17 septembre [ou décembre] 1807

Mon cher ami, Je viens d'écrire à notre excellent ami 1 pour lui témoigner toute la joie que j'ai de l'accessit que l'Académie de Berlin a sûrement accordé à son Mémoire d'après la lettre que vous m'avez fait lire ce matin. Pendant que je lui écrivais, il m'est venu en pensée qu'une des plus belles et des plus importantes questions psychologiques, une de celles, peut-être, qui se lient le plus près à la morale, serait une question à peu près dans ce sens : Quelle est l'influence de l'activité propre de l'être sentant et pensant sur ses sensations, ses idées, ses jugements, ses déterminations et, en général, sur tous les phénomènes intellectuels et moraux qu'il présente ? Il me semble que c'est surtout en traitant une question semblable qu'on pourrait éclaircir les questions les plus importantes de la psychologie, soit sur la liberté métaphysique, sans paraître n'écrire que sur ce sujet qu'on regarde comme épuisé et qui est si loin de l'être, soit sur plusieurs autres points plus ou moins liés à celui-là et auxquels cette liaison donne un plus haut degré d'intérêt. J'ai pensé que, dans votre lettre à M. Ancillon, vous pourriez peut-être lui parler de cette question par matière de conversation et comme pensant que ce serait une de celles qui présenteraient le plus d'intérêt.

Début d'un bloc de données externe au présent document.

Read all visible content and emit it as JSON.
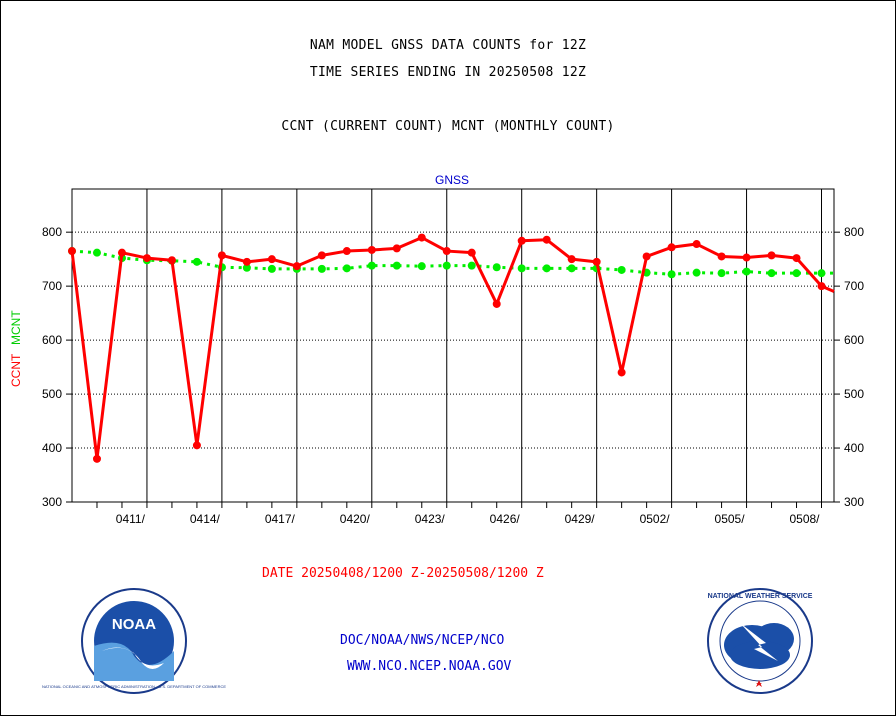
{
  "header": {
    "line1": "NAM MODEL GNSS DATA COUNTS for 12Z",
    "line2": "TIME SERIES ENDING IN 20250508 12Z",
    "line3": "CCNT (CURRENT COUNT) MCNT (MONTHLY COUNT)"
  },
  "footer": {
    "date_range": "DATE 20250408/1200 Z-20250508/1200 Z",
    "org_path": "DOC/NOAA/NWS/NCEP/NCO",
    "website": "WWW.NCO.NCEP.NOAA.GOV"
  },
  "logos": {
    "left": {
      "name": "NOAA",
      "ring_text": "NATIONAL OCEANIC AND ATMOSPHERIC ADMINISTRATION · U.S. DEPARTMENT OF COMMERCE"
    },
    "right": {
      "ring_text": "NATIONAL WEATHER SERVICE"
    }
  },
  "chart_data": {
    "type": "line",
    "title": "GNSS",
    "ylabel_left_1": "CCNT",
    "ylabel_left_2": "MCNT",
    "ylim": [
      300,
      880
    ],
    "yticks": [
      300,
      400,
      500,
      600,
      700,
      800
    ],
    "x_tick_labels": [
      "0411/",
      "0414/",
      "0417/",
      "0420/",
      "0423/",
      "0426/",
      "0429/",
      "0502/",
      "0505/",
      "0508/"
    ],
    "x_tick_positions": [
      3,
      6,
      9,
      12,
      15,
      18,
      21,
      24,
      27,
      30
    ],
    "x_range": [
      0,
      30.5
    ],
    "grid": true,
    "series": [
      {
        "name": "CCNT",
        "color": "#ff0000",
        "style": "solid",
        "x": [
          0,
          1,
          2,
          3,
          4,
          5,
          6,
          7,
          8,
          9,
          10,
          11,
          12,
          13,
          14,
          15,
          16,
          17,
          18,
          19,
          20,
          21,
          22,
          23,
          24,
          25,
          26,
          27,
          28,
          29,
          30,
          30.5
        ],
        "values": [
          765,
          380,
          762,
          752,
          748,
          405,
          757,
          745,
          750,
          737,
          757,
          765,
          767,
          770,
          790,
          765,
          762,
          667,
          784,
          786,
          750,
          745,
          540,
          755,
          772,
          778,
          755,
          753,
          757,
          752,
          700,
          690
        ]
      },
      {
        "name": "MCNT",
        "color": "#00ee00",
        "style": "dotted",
        "x": [
          0,
          1,
          2,
          3,
          4,
          5,
          6,
          7,
          8,
          9,
          10,
          11,
          12,
          13,
          14,
          15,
          16,
          17,
          18,
          19,
          20,
          21,
          22,
          23,
          24,
          25,
          26,
          27,
          28,
          29,
          30,
          30.5
        ],
        "values": [
          765,
          762,
          752,
          748,
          747,
          745,
          735,
          734,
          732,
          732,
          732,
          733,
          738,
          738,
          737,
          738,
          738,
          735,
          733,
          733,
          733,
          733,
          730,
          725,
          722,
          725,
          724,
          727,
          724,
          724,
          724,
          724
        ]
      }
    ]
  }
}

Trois motifs m'engagent à vous faire part de cette idée. L'Académie de Berlin est la seule en Europe qui propose des questions psychologiques. Il serait bien à désirer qu'elles donnassent lieu à revenir sur un point si important. Dans une des leçons du Dr Gall, j'ai vu un homme très respectable et dont le déisme (est) reconnu et la réputation d'une moralité dont personne ne doute, M. d. d. n., répondre en ces propres mots à ce qu'avait dit le docteur s'appuyant sur l'autorité de Bonnet, j'ai écrit sa phrase sur mon cahier de notes à mesure qu'il l'énonçait : Cela est vrai, on se décide d'après des motifs ; se déterminer contre les motifs ce serait absence de raison ; se déterminer contre les motifs serait folie. Opinion qui n'est pas tout à fait du fatalisme, mais qui y conduit par des conséquences que je crois rigoureuses, et qui est malheureusement adoptée aujourd'hui, je ne dirai pas par les idéologues, mais par beaucoup des plus gens de bien. Enfin, c'est mon troisième motif, il serait inutile de parler directement de la question sur la liberté ; c'est une question qu'on regarde comme usée, et plus scolastique que psychologique. L'Académie de Berlin ne la proposerait certainement pas ; mais celle que je vous ai indiquée paraît nouvelle, et dans le genre de celles que cette Académie propose ordinairement. Si vous pensez à cet égard comme moi, vous saurez assez prendre, dans votre lettre à M. Ancillon, le tour convenable pour le porter à suggérer cette question à l'Académie de Berlin.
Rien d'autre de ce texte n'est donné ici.